22. (1) Devient résident temporaire l'étranger dont l'agent constate qu'il a demandé ce statut, s'est déchargé des obligations prévues à l'alinéa 20(1)b) et n'est pas interdit de territoire.

(2) L'intention qu'il a de s'établir au Canada n'empêche pas l'étranger de devenir résident temporaire sur preuve qu'il aura quitté le Canada à la fin de la période de séjour autorisée.

[. . .]

41. S'agissant de l'étranger, emportent interdiction de territoire pour manquement à la présente loi tout fait--acte ou omission--commis directement ou indirectement en contravention avec la présente loi et, s'agissant du résident permanent, le manquement à l'obligation de résidence et aux conditions imposées.

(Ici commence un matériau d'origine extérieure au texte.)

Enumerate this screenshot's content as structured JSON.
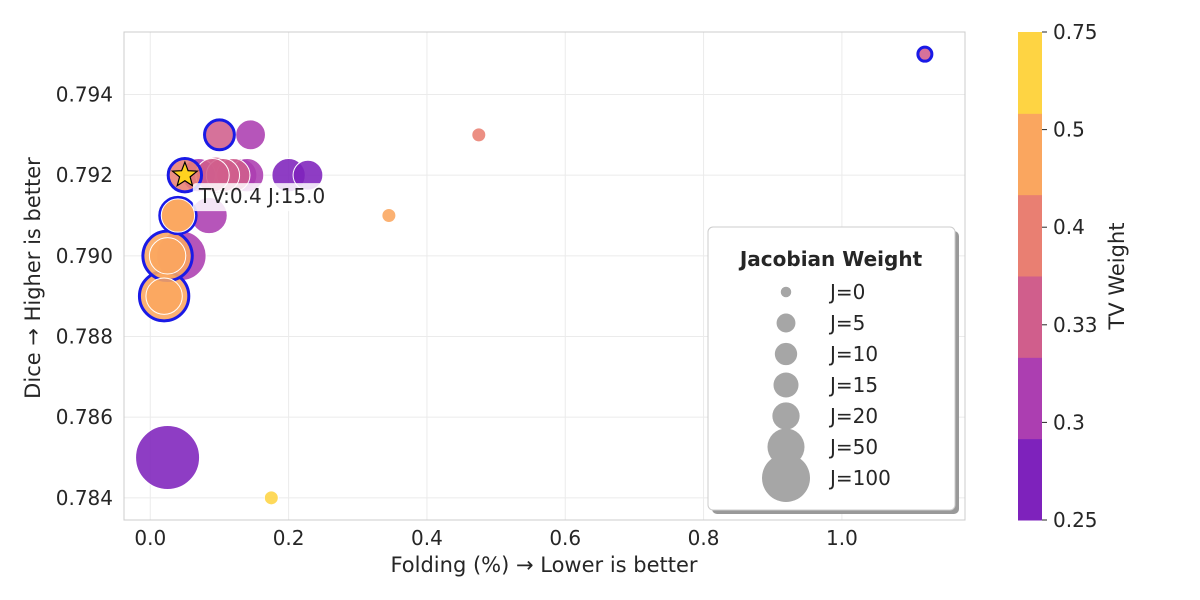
{
  "chart_data": {
    "type": "scatter",
    "xlabel": "Folding (%) → Lower is better",
    "ylabel": "Dice → Higher is better",
    "xlim": [
      -0.038,
      1.178
    ],
    "ylim": [
      0.78345,
      0.79555
    ],
    "x_ticks": [
      "0.0",
      "0.2",
      "0.4",
      "0.6",
      "0.8",
      "1.0"
    ],
    "x_tick_values": [
      0.0,
      0.2,
      0.4,
      0.6,
      0.8,
      1.0
    ],
    "y_ticks": [
      "0.784",
      "0.786",
      "0.788",
      "0.790",
      "0.792",
      "0.794"
    ],
    "y_tick_values": [
      0.784,
      0.786,
      0.788,
      0.79,
      0.792,
      0.794
    ],
    "grid": true,
    "size_legend": {
      "title": "Jacobian Weight",
      "placement": "lower-right",
      "entries": [
        {
          "label": "J=0",
          "j": 0
        },
        {
          "label": "J=5",
          "j": 5
        },
        {
          "label": "J=10",
          "j": 10
        },
        {
          "label": "J=15",
          "j": 15
        },
        {
          "label": "J=20",
          "j": 20
        },
        {
          "label": "J=50",
          "j": 50
        },
        {
          "label": "J=100",
          "j": 100
        }
      ]
    },
    "colorbar": {
      "label": "TV Weight",
      "tick_labels": [
        "0.25",
        "0.3",
        "0.33",
        "0.4",
        "0.5",
        "0.75"
      ],
      "colors": [
        "#7e22bc",
        "#ac3eb1",
        "#d05e8c",
        "#e97f72",
        "#faa65f",
        "#fed443"
      ]
    },
    "points": [
      {
        "x": 0.025,
        "y": 0.785,
        "tv": 0.25,
        "j": 100,
        "pareto": false
      },
      {
        "x": 0.045,
        "y": 0.79,
        "tv": 0.3,
        "j": 50,
        "pareto": false
      },
      {
        "x": 0.085,
        "y": 0.791,
        "tv": 0.3,
        "j": 20,
        "pareto": false
      },
      {
        "x": 0.02,
        "y": 0.789,
        "tv": 0.5,
        "j": 20,
        "pareto": false
      },
      {
        "x": 0.025,
        "y": 0.79,
        "tv": 0.5,
        "j": 20,
        "pareto": false
      },
      {
        "x": 0.04,
        "y": 0.791,
        "tv": 0.5,
        "j": 15,
        "pareto": false
      },
      {
        "x": 0.07,
        "y": 0.792,
        "tv": 0.3,
        "j": 15,
        "pareto": false
      },
      {
        "x": 0.13,
        "y": 0.792,
        "tv": 0.3,
        "j": 15,
        "pareto": false
      },
      {
        "x": 0.14,
        "y": 0.792,
        "tv": 0.3,
        "j": 15,
        "pareto": false
      },
      {
        "x": 0.12,
        "y": 0.792,
        "tv": 0.33,
        "j": 15,
        "pareto": false
      },
      {
        "x": 0.105,
        "y": 0.792,
        "tv": 0.33,
        "j": 15,
        "pareto": false
      },
      {
        "x": 0.09,
        "y": 0.792,
        "tv": 0.33,
        "j": 15,
        "pareto": false
      },
      {
        "x": 0.2,
        "y": 0.792,
        "tv": 0.25,
        "j": 15,
        "pareto": false
      },
      {
        "x": 0.228,
        "y": 0.792,
        "tv": 0.25,
        "j": 10,
        "pareto": false
      },
      {
        "x": 0.145,
        "y": 0.793,
        "tv": 0.3,
        "j": 10,
        "pareto": false
      },
      {
        "x": 0.02,
        "y": 0.789,
        "tv": 0.5,
        "j": 50,
        "pareto": true
      },
      {
        "x": 0.025,
        "y": 0.79,
        "tv": 0.5,
        "j": 50,
        "pareto": true
      },
      {
        "x": 0.04,
        "y": 0.791,
        "tv": 0.5,
        "j": 20,
        "pareto": true
      },
      {
        "x": 0.05,
        "y": 0.792,
        "tv": 0.4,
        "j": 15,
        "pareto": true
      },
      {
        "x": 0.1,
        "y": 0.793,
        "tv": 0.33,
        "j": 10,
        "pareto": true
      },
      {
        "x": 0.095,
        "y": 0.792,
        "tv": 0.33,
        "j": 20,
        "pareto": false
      },
      {
        "x": 0.475,
        "y": 0.793,
        "tv": 0.4,
        "j": 0,
        "pareto": false
      },
      {
        "x": 0.345,
        "y": 0.791,
        "tv": 0.5,
        "j": 0,
        "pareto": false
      },
      {
        "x": 0.175,
        "y": 0.784,
        "tv": 0.75,
        "j": 0,
        "pareto": false
      },
      {
        "x": 1.12,
        "y": 0.795,
        "tv": 0.33,
        "j": 0,
        "pareto": true
      }
    ],
    "highlight": {
      "x": 0.05,
      "y": 0.792,
      "label": "TV:0.4 J:15.0",
      "marker": "star",
      "color": "#ffd21f"
    }
  }
}
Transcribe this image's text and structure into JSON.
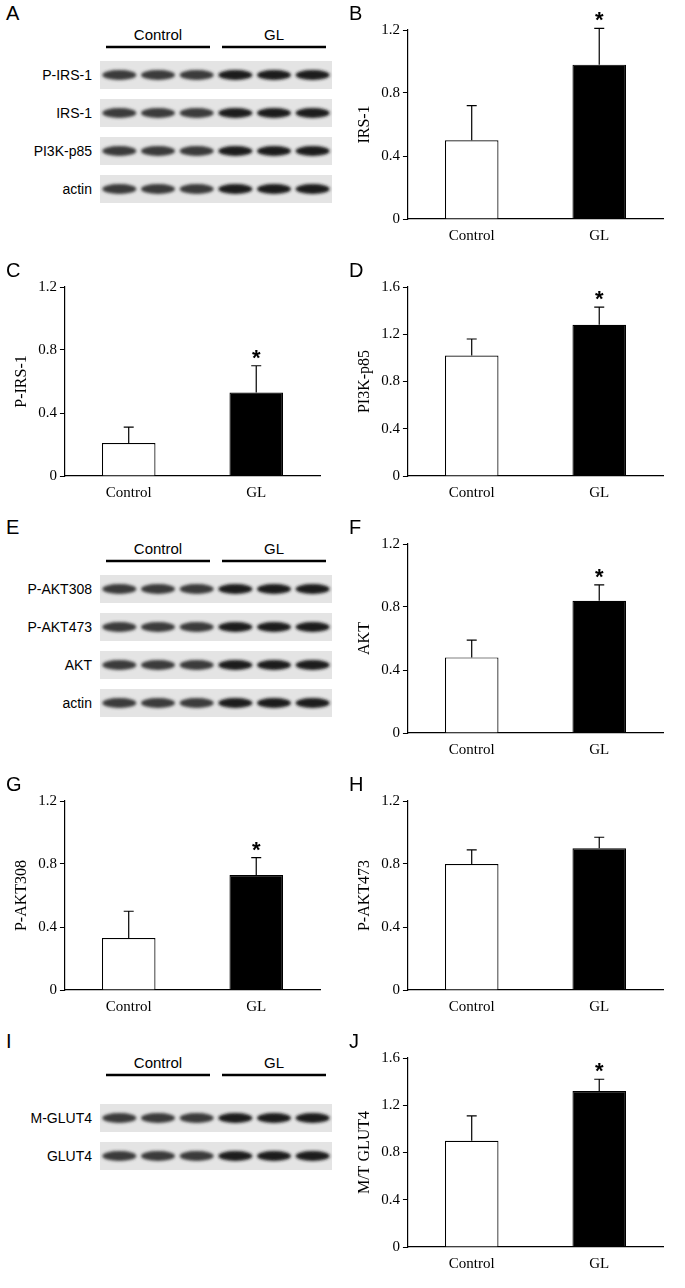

[18]Il convient également de reproduire certaines dispositions du Règlement qui sont pertinentes; soit l'article 6, les paragraphes 7(1) et (2), l'article 11 [mod. par DORS/2004-167, art. 6], les paragraphes 72(1) [mod., idem, art. 26] et (2) [mod., idem] et l'article 181:

6. L'étranger ne peut entrer au Canada pour s'y établir en permanence que s'il a préalablement obtenu un visa de résident permanent.

7. (1) L'étranger ne peut entrer au Canada pour y séjourner temporairement que s'il a préalablement obtenu un visa de résident temporaire.

(2) Cette obligation ne s'applique pas:

a) à l'étranger dispensé, au titre de la section 5 de la partie 9, de l'obligation d'obtenir un visa de résident temporaire;

b) au titulaire d'un permis de séjour temporaire délivré au titre du paragraphe 24(1) de la Loi;

c) à tout étranger autorisé, en vertu de la Loi ou du présent règlement, à rentrer au Canada pour y séjourner.

[. . .]

11. (1) L'étranger fait sa demande de visa de résident permanent--autre que celle faite au titre de la partie 8--au bureau d'immigration qui dessert:

a) soit le pays dans lequel il réside, s'il y a été légalement admis pour une période d'au moins un an;

b) soit le pays dont il a la nationalité ou, s'il est apatride, le pays dans lequel il a sa résidence habituelle--autre que celui où il n'a pas été légalement admis.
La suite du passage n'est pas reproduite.